Judging from the turnout and the passion on both sides, health care reform is issue number one on the public's mind right now. That was the assessment from Kirk after the four-hour marathon ended. Many in the crowd were with him and against the a "public option." But some thought it often felt like he was running for Senate.
"Isn't democracy grand?" Kirk, (R) northern suburbs, asked the crowd.
Kirk's opener was a salute to the overwhelming turnout for his health care reform town hall meeting.
So many showed up that police turned dozens away, sending them outside to wait for a second meeting that Kirk added to accommodate the crowds.
Inside the Arlington Heights Village Hall, it was standing-room only. It was a mostly civil forum, but Kirk did face a few critics.
Kirk, who is running for U.S. Senate in 2010, first tore apart President Barack Obama's health care plan with a slide show, painting it as too expensive. Then Kirk touted his own plan, which he kept referring to as a centrist reform bill -- less expensive but less inclusive.
"What we need is the right answer, not the quick answer," said Kirk.
"He didn't counter the savings we would have.
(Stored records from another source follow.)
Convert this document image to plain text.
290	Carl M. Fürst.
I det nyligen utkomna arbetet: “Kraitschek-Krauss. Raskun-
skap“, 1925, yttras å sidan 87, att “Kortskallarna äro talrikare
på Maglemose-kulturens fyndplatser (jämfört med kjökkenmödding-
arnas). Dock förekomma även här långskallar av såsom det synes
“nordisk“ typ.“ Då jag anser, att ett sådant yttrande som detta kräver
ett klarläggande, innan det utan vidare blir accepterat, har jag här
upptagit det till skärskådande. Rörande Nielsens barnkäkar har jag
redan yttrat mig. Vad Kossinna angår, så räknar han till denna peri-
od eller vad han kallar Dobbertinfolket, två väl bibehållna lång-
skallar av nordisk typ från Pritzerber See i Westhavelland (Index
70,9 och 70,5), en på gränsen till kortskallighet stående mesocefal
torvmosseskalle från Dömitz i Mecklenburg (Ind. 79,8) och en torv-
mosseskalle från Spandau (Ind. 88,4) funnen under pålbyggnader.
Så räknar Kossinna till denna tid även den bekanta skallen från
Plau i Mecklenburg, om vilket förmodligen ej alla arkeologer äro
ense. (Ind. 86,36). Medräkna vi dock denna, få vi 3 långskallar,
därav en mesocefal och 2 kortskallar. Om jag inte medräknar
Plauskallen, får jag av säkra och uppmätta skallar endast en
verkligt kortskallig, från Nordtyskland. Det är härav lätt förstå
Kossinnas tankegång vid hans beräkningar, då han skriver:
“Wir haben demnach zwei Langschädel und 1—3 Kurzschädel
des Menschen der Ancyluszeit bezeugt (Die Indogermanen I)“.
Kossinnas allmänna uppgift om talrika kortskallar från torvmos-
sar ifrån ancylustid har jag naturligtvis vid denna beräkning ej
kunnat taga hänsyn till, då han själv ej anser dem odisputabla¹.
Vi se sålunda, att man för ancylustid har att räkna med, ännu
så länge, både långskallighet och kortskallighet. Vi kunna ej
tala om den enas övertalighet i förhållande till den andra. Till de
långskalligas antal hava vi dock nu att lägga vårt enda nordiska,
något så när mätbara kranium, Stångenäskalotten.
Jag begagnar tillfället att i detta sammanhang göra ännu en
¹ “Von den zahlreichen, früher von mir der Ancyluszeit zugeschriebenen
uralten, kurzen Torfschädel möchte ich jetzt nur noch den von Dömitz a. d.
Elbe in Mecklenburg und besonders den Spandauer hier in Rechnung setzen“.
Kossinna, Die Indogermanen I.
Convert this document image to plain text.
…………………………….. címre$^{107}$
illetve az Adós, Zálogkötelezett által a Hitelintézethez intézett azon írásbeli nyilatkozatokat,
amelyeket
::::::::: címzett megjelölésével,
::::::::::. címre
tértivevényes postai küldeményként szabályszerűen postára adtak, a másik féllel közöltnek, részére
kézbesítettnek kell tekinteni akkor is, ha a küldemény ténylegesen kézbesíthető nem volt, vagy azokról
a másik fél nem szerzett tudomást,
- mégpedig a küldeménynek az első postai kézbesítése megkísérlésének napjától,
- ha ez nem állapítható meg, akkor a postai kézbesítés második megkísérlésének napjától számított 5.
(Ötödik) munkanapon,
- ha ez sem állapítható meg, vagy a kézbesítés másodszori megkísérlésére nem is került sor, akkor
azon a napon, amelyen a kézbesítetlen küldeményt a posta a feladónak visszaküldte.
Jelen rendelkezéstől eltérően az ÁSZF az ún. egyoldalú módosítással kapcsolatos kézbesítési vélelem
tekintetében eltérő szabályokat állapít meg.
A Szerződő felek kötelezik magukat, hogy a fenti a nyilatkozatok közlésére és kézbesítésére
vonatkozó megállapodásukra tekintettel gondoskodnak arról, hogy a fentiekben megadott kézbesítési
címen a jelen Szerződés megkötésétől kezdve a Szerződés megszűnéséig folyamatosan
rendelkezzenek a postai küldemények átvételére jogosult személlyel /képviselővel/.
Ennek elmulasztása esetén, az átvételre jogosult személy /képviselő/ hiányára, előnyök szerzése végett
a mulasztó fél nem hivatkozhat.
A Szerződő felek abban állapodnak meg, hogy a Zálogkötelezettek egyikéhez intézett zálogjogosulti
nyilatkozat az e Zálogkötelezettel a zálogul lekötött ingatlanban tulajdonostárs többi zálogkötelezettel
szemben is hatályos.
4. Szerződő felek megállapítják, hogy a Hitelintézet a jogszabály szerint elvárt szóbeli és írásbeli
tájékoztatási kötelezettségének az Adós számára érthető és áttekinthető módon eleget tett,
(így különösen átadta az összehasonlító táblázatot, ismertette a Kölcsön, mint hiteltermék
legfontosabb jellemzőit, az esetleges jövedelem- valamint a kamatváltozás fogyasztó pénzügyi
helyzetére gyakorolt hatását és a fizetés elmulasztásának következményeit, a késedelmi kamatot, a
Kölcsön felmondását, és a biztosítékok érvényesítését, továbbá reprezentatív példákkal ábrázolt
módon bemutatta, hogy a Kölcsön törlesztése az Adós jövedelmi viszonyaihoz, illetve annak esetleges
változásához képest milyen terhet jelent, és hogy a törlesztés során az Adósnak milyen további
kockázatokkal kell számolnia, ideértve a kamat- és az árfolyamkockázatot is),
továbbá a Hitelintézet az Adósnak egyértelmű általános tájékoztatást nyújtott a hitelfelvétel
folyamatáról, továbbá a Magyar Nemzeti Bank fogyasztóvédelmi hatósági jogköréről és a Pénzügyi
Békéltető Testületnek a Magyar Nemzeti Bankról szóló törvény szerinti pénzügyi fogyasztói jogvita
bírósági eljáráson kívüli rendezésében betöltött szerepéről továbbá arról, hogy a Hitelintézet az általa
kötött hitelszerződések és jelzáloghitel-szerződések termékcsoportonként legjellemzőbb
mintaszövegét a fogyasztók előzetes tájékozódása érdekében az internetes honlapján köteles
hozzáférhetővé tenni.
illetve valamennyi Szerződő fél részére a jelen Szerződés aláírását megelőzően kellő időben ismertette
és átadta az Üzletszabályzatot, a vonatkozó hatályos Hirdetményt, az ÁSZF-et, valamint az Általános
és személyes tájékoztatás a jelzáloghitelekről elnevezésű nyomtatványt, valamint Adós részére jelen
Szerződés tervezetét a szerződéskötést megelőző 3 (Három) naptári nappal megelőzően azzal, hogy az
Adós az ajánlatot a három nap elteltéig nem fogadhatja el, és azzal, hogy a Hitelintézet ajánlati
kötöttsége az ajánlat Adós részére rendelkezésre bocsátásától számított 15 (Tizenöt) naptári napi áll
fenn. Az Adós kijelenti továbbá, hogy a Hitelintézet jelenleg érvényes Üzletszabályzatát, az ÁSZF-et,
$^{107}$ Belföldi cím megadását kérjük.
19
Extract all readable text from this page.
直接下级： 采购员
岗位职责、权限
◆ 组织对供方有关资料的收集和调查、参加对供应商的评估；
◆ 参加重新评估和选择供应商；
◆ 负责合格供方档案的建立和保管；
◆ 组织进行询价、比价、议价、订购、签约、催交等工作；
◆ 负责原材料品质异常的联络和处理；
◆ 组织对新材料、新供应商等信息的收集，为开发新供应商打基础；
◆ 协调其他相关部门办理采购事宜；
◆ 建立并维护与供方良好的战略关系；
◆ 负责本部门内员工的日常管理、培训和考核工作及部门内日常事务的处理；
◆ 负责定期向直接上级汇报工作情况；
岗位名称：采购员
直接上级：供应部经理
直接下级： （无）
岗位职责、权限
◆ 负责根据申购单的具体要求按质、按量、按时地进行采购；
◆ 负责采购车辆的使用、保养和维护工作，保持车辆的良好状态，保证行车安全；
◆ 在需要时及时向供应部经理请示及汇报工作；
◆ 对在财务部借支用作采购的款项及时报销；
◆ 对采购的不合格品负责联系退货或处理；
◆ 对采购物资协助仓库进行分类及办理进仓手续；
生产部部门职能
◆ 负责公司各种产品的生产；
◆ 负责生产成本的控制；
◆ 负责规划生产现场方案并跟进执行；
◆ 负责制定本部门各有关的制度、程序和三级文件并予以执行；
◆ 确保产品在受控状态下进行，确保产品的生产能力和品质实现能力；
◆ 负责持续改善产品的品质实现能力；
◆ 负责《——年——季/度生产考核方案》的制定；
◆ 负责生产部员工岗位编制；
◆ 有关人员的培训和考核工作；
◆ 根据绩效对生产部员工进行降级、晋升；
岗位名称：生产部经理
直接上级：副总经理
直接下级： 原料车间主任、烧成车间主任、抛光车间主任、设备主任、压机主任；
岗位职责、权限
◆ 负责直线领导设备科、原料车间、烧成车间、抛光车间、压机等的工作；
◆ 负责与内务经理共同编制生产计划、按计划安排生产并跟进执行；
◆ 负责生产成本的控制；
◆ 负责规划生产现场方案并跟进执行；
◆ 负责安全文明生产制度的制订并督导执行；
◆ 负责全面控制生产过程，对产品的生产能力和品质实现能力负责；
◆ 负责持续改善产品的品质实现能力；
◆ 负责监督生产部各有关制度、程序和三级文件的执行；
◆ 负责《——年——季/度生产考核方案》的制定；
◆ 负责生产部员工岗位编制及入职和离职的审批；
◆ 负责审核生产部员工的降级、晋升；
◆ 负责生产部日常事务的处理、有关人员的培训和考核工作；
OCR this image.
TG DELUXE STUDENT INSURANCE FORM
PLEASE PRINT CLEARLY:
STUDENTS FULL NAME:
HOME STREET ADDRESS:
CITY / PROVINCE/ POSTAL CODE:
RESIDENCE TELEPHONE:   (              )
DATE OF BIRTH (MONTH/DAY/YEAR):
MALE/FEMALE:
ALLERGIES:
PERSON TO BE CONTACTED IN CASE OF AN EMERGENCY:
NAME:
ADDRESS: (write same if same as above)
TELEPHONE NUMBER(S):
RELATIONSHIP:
Sure, he's saying the deficit is going here, but he didn't counter the savings this plan would save," said Cheryl Greeman, who supports the Obama plan.
"I challenge him to look at one government program that isn't either bankrupt or run totally irresponsibly," said Pat McGuire, who opposes the Obama plan.
One man snuck in a sign that was critical of anything government run. And most in the crowd did seem to agree with Kirk's stance against a public option.
But Kirk took some heat for accepting big campaign cash from the health insurance industry.
"Insurance company money may buy you a nice little campaign, but it will not buy you my vote," said Gary Albrecht, who supports the Obama plan.
"I raised $112,000. So at that rate, I'm 5 percent of what the president raised from the insurance industry," said Kirk.